Following a number of positive listings in early 2014 across various sectors — such as Royal Mail, B&M Retail and Poundland — there have been a number of subsequent listings that have been at lower-than-expected valuations or withdrawn at the last minute. In the latter cases in particular, these are often stigmatized by the press as failed exercises.
The root cause of the recent IPO disappointments has been the over-supply of new companies to the market, which have exceeded demand (from investors).
There is a valuable lesson here that can be applied to recruitment-business owners considering an exit with trade or private equity buyers.
Seeking a deal in the M&A market when too many other company owners are following the same course (as has happened in the IPO market) may significantly diminish valuation, or the probability of success, or both.
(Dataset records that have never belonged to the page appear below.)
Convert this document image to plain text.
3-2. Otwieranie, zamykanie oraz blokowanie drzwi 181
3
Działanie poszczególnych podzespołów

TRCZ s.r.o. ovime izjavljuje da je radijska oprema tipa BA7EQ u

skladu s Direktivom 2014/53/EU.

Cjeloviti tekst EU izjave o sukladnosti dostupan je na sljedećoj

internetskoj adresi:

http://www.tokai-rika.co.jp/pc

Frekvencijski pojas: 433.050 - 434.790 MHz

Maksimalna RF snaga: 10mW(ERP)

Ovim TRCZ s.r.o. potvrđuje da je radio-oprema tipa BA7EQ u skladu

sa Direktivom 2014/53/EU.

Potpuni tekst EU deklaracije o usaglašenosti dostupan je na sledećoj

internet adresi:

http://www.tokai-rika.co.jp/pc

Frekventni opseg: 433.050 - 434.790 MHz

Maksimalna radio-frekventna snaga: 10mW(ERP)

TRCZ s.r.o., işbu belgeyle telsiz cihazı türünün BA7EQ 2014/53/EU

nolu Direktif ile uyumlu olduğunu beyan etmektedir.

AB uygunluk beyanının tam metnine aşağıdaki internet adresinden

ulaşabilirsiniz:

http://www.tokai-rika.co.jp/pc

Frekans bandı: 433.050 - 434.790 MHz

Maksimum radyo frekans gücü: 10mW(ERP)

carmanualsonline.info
So then, how can one assess the level of deal activity and whether this represents excess supply over demand? Here’s how:
- First, listen carefully to the market for evidence of deals beginning and progressing, being careful to distinguish between fact and ‘noise’ (the nature of recruitment means that it will always generate high levels of misleading rumour).
- Second, think about your competitors and their exit intentions – because an excess of very similar businesses in the M&A market at the same time presents an even bigger problem for any company vendor.
- Finally, study the actions and statements of buyers, particularly those that are most likely to have a strategic interest in your business (as these are the ones that matter most when selling a business).